How can I delete duplicate data based on the common value (Start and End)
(Time is unique key)
My table is:
Time | Data |
---|---|
10:24:11 | Start |
10:24:12 | Result |
10:24:13 | Result |
10:24:14 | End |
10:24:15 | Start |
10:24:16 | Result |
10:24:17 | End |
I want to get Data: Result in between Start and End that is with the MAX(TIME) when duplication does occur. as such
The result that I want:
Time | Data |
---|---|
10:24:11 | Start |
10:24:13 | Result |
10:24:14 | End |
10:24:15 | Start |
10:24:16 | Result |
10:24:17 | End |
I have tried rearranging the data, but couldn't seems to get the result that I want, Could someone give their advice on this case?

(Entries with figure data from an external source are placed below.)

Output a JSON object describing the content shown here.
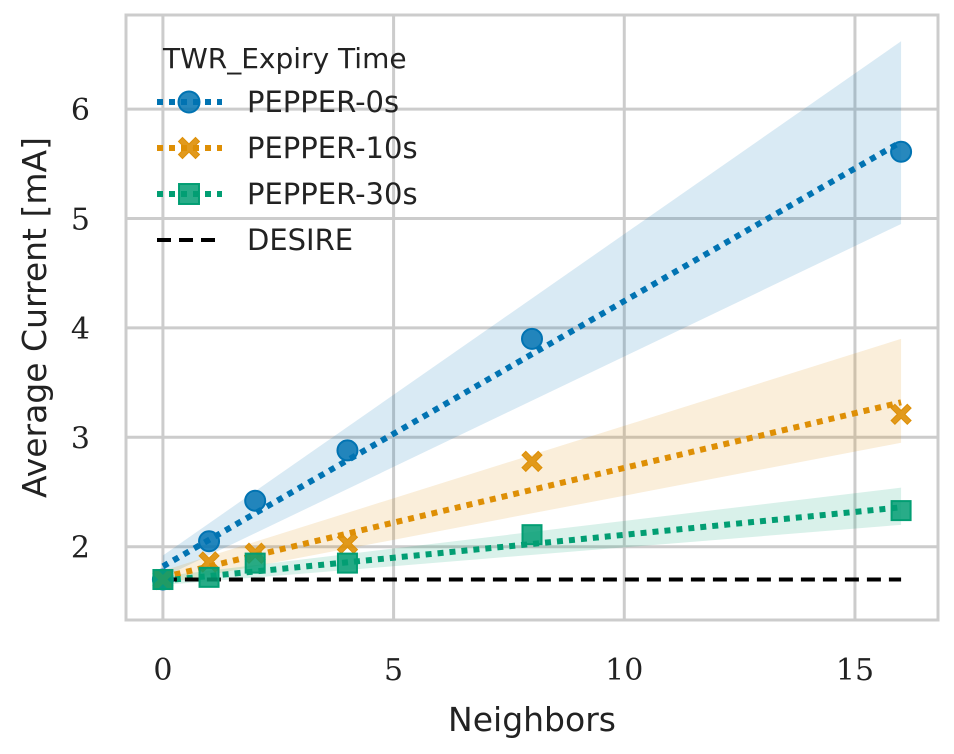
{
  "chart_data": {
    "type": "line",
    "title": "",
    "xlabel": "Neighbors",
    "ylabel": "Average Current [mA]",
    "xlim": [
      -0.8,
      16.8
    ],
    "ylim": [
      1.33,
      6.86
    ],
    "x_ticks": [
      0,
      5,
      10,
      15
    ],
    "y_ticks": [
      2,
      3,
      4,
      5,
      6
    ],
    "grid": true,
    "legend": {
      "title": "TWR_Expiry Time",
      "position": "top-left"
    },
    "x": [
      0,
      1,
      2,
      4,
      8,
      16
    ],
    "series": [
      {
        "name": "PEPPER-0s",
        "color": "#0173b2",
        "marker": "circle",
        "values": [
          1.7,
          2.05,
          2.42,
          2.88,
          3.9,
          5.61
        ],
        "fit": [
          1.82,
          5.7
        ],
        "band_lower": [
          1.72,
          4.95
        ],
        "band_upper": [
          1.92,
          6.62
        ]
      },
      {
        "name": "PEPPER-10s",
        "color": "#de8f05",
        "marker": "x",
        "values": [
          1.7,
          1.86,
          1.94,
          2.03,
          2.78,
          3.21
        ],
        "fit": [
          1.72,
          3.32
        ],
        "band_lower": [
          1.66,
          2.95
        ],
        "band_upper": [
          1.78,
          3.9
        ]
      },
      {
        "name": "PEPPER-30s",
        "color": "#029e73",
        "marker": "square",
        "values": [
          1.7,
          1.72,
          1.85,
          1.85,
          2.11,
          2.33
        ],
        "fit": [
          1.69,
          2.36
        ],
        "band_lower": [
          1.65,
          2.2
        ],
        "band_upper": [
          1.73,
          2.54
        ]
      },
      {
        "name": "DESIRE",
        "color": "#000000",
        "marker": "none",
        "constant": 1.7
      }
    ]
  }
}
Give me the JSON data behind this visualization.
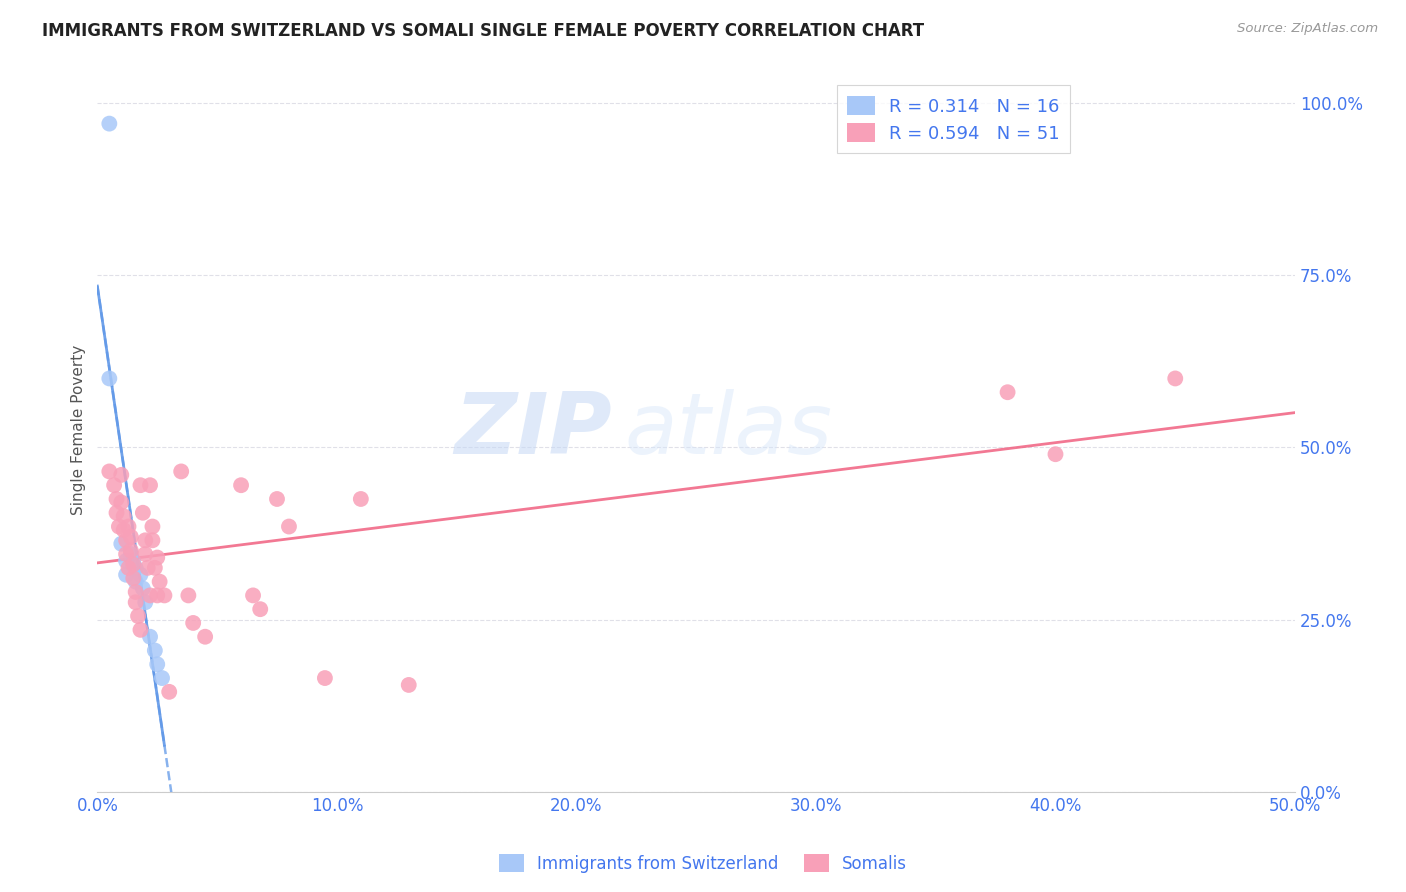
{
  "title": "IMMIGRANTS FROM SWITZERLAND VS SOMALI SINGLE FEMALE POVERTY CORRELATION CHART",
  "source": "Source: ZipAtlas.com",
  "ylabel": "Single Female Poverty",
  "xlim": [
    0.0,
    0.5
  ],
  "ylim": [
    0.0,
    1.05
  ],
  "yticks": [
    0.0,
    0.25,
    0.5,
    0.75,
    1.0
  ],
  "xticks": [
    0.0,
    0.1,
    0.2,
    0.3,
    0.4,
    0.5
  ],
  "swiss_R": 0.314,
  "swiss_N": 16,
  "somali_R": 0.594,
  "somali_N": 51,
  "swiss_color": "#a8c8f8",
  "somali_color": "#f8a0b8",
  "swiss_line_color": "#6098e8",
  "somali_line_color": "#f06080",
  "watermark_zip": "ZIP",
  "watermark_atlas": "atlas",
  "background_color": "#ffffff",
  "grid_color": "#e0e0e8",
  "axis_label_color": "#4477ee",
  "swiss_points": [
    [
      0.005,
      0.97
    ],
    [
      0.005,
      0.6
    ],
    [
      0.01,
      0.36
    ],
    [
      0.012,
      0.335
    ],
    [
      0.012,
      0.315
    ],
    [
      0.014,
      0.345
    ],
    [
      0.015,
      0.335
    ],
    [
      0.016,
      0.325
    ],
    [
      0.016,
      0.305
    ],
    [
      0.018,
      0.315
    ],
    [
      0.019,
      0.295
    ],
    [
      0.02,
      0.275
    ],
    [
      0.022,
      0.225
    ],
    [
      0.024,
      0.205
    ],
    [
      0.025,
      0.185
    ],
    [
      0.027,
      0.165
    ]
  ],
  "somali_points": [
    [
      0.005,
      0.465
    ],
    [
      0.007,
      0.445
    ],
    [
      0.008,
      0.425
    ],
    [
      0.008,
      0.405
    ],
    [
      0.009,
      0.385
    ],
    [
      0.01,
      0.46
    ],
    [
      0.01,
      0.42
    ],
    [
      0.011,
      0.4
    ],
    [
      0.011,
      0.38
    ],
    [
      0.012,
      0.365
    ],
    [
      0.012,
      0.345
    ],
    [
      0.013,
      0.325
    ],
    [
      0.013,
      0.385
    ],
    [
      0.014,
      0.37
    ],
    [
      0.014,
      0.35
    ],
    [
      0.015,
      0.33
    ],
    [
      0.015,
      0.31
    ],
    [
      0.016,
      0.29
    ],
    [
      0.016,
      0.275
    ],
    [
      0.017,
      0.255
    ],
    [
      0.018,
      0.235
    ],
    [
      0.018,
      0.445
    ],
    [
      0.019,
      0.405
    ],
    [
      0.02,
      0.365
    ],
    [
      0.02,
      0.345
    ],
    [
      0.021,
      0.325
    ],
    [
      0.022,
      0.285
    ],
    [
      0.022,
      0.445
    ],
    [
      0.023,
      0.385
    ],
    [
      0.023,
      0.365
    ],
    [
      0.024,
      0.325
    ],
    [
      0.025,
      0.285
    ],
    [
      0.025,
      0.34
    ],
    [
      0.026,
      0.305
    ],
    [
      0.028,
      0.285
    ],
    [
      0.03,
      0.145
    ],
    [
      0.035,
      0.465
    ],
    [
      0.038,
      0.285
    ],
    [
      0.04,
      0.245
    ],
    [
      0.045,
      0.225
    ],
    [
      0.06,
      0.445
    ],
    [
      0.065,
      0.285
    ],
    [
      0.068,
      0.265
    ],
    [
      0.075,
      0.425
    ],
    [
      0.08,
      0.385
    ],
    [
      0.095,
      0.165
    ],
    [
      0.11,
      0.425
    ],
    [
      0.13,
      0.155
    ],
    [
      0.38,
      0.58
    ],
    [
      0.4,
      0.49
    ],
    [
      0.45,
      0.6
    ]
  ]
}
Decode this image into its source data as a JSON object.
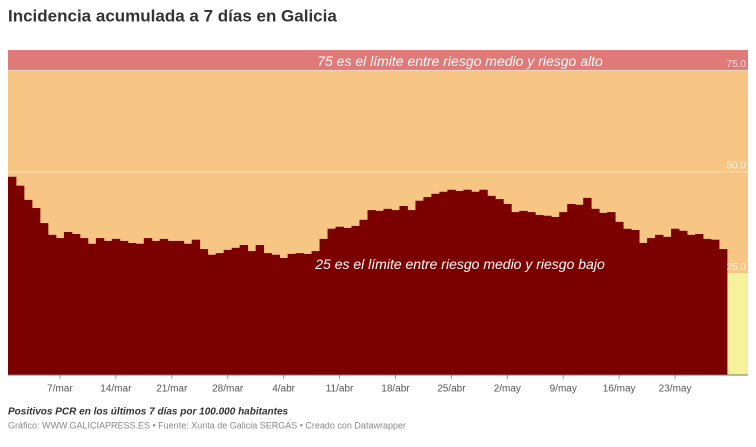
{
  "chart_data": {
    "type": "step-area",
    "title": "Incidencia acumulada a 7 días en Galicia",
    "subtitle": "Positivos PCR en los últimos 7 días por 100.000 habitantes",
    "source": "Gráfico: WWW.GALICIAPRESS.ES • Fuente: Xunta de Galicia SERGAS • Creado con Datawrapper",
    "categories": [
      null,
      null,
      null,
      null,
      null,
      null,
      "7/mar",
      null,
      null,
      null,
      null,
      null,
      null,
      "14/mar",
      null,
      null,
      null,
      null,
      null,
      null,
      "21/mar",
      null,
      null,
      null,
      null,
      null,
      null,
      "28/mar",
      null,
      null,
      null,
      null,
      null,
      null,
      "4/abr",
      null,
      null,
      null,
      null,
      null,
      null,
      "11/abr",
      null,
      null,
      null,
      null,
      null,
      null,
      "18/abr",
      null,
      null,
      null,
      null,
      null,
      null,
      "25/abr",
      null,
      null,
      null,
      null,
      null,
      null,
      "2/may",
      null,
      null,
      null,
      null,
      null,
      null,
      "9/may",
      null,
      null,
      null,
      null,
      null,
      null,
      "16/may",
      null,
      null,
      null,
      null,
      null,
      null,
      "23/may",
      null,
      null,
      null,
      null,
      null,
      null
    ],
    "values": [
      48.8,
      46.6,
      43.1,
      41.1,
      37.4,
      34.5,
      33.7,
      35.2,
      34.7,
      33.7,
      32.3,
      33.7,
      33.0,
      33.5,
      33.0,
      32.5,
      32.3,
      33.7,
      33.0,
      33.5,
      33.0,
      33.0,
      32.3,
      33.3,
      31.0,
      29.6,
      30.0,
      30.8,
      31.3,
      32.0,
      30.5,
      32.0,
      30.0,
      29.6,
      28.8,
      29.8,
      30.0,
      29.8,
      30.5,
      33.5,
      36.0,
      36.5,
      36.2,
      36.7,
      38.2,
      40.6,
      40.4,
      40.9,
      40.6,
      41.6,
      40.6,
      42.9,
      43.8,
      44.6,
      45.1,
      45.6,
      45.3,
      45.6,
      45.1,
      45.6,
      44.1,
      43.3,
      42.1,
      40.1,
      40.4,
      40.1,
      39.4,
      39.2,
      38.9,
      40.1,
      42.1,
      41.9,
      43.6,
      40.9,
      39.9,
      40.1,
      37.7,
      36.0,
      35.7,
      32.5,
      33.7,
      34.5,
      34.0,
      36.0,
      35.5,
      34.5,
      34.7,
      33.5,
      33.3,
      31.0
    ],
    "color": "#7b0000",
    "ylim": [
      0,
      80
    ],
    "yticks": [
      {
        "value": 25,
        "label": "25.0"
      },
      {
        "value": 50,
        "label": "50.0"
      },
      {
        "value": 75,
        "label": "75.0"
      }
    ],
    "grid": true,
    "bands": [
      {
        "from": 0,
        "to": 25,
        "color": "#f6f29c"
      },
      {
        "from": 25,
        "to": 75,
        "color": "#f8c684"
      },
      {
        "from": 75,
        "to": 80,
        "color": "#df7a78"
      }
    ],
    "annotations": [
      {
        "text": "75 es el límite entre riesgo medio y riesgo alto",
        "y": 75
      },
      {
        "text": "25 es el límite entre riesgo medio y riesgo bajo",
        "y": 25
      }
    ]
  }
}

CodePudding user response:
Hi a first approach will be to use a lead function as folow
select hour,status from (select *,lead(status,1) over ( order by hour) as lead
from newtable)compare
where compare.lead <> status
OR lead is null
Give me what's expected using a postgres engine.
CodePudding user response:
You can do this sort of thing with SQL procedures.
-- create the table with only two columns
CREATE TABLE actions (attime TIME UNIQUE, data VARCHAR(10));
-- drop the procedure if it exists
DROP PROCEDURE del_duplicates IF EXISTS;
create procedure del_duplicates() MODIFIES SQL DATA begin atomic
DECLARE last_time time(0) default null;
for_loop:
-- loop over the rows in order
FOR SELECT * FROM actions ORDER BY attime DO
-- each time 'Start' is found, clear the last_time variable
IF data = 'Start' THEN
SET last_time = NULL;
ITERATE for_loop;
END IF;
-- each time 'Result' is found, delete the row with previous time
-- if last_time is null, no row is actually deleted
IF data = 'Result' THEN
DELETE FROM actions WHERE attime = last_time;
-- then store the latest time
SET last_time = attime;
ITERATE for_loop;
END IF;
END FOR;
END
Your data must all belong to a single day, otherwise there will be strange overlaps that cannot be distinguished. It is better to use TIMESTAMP instead of TIME.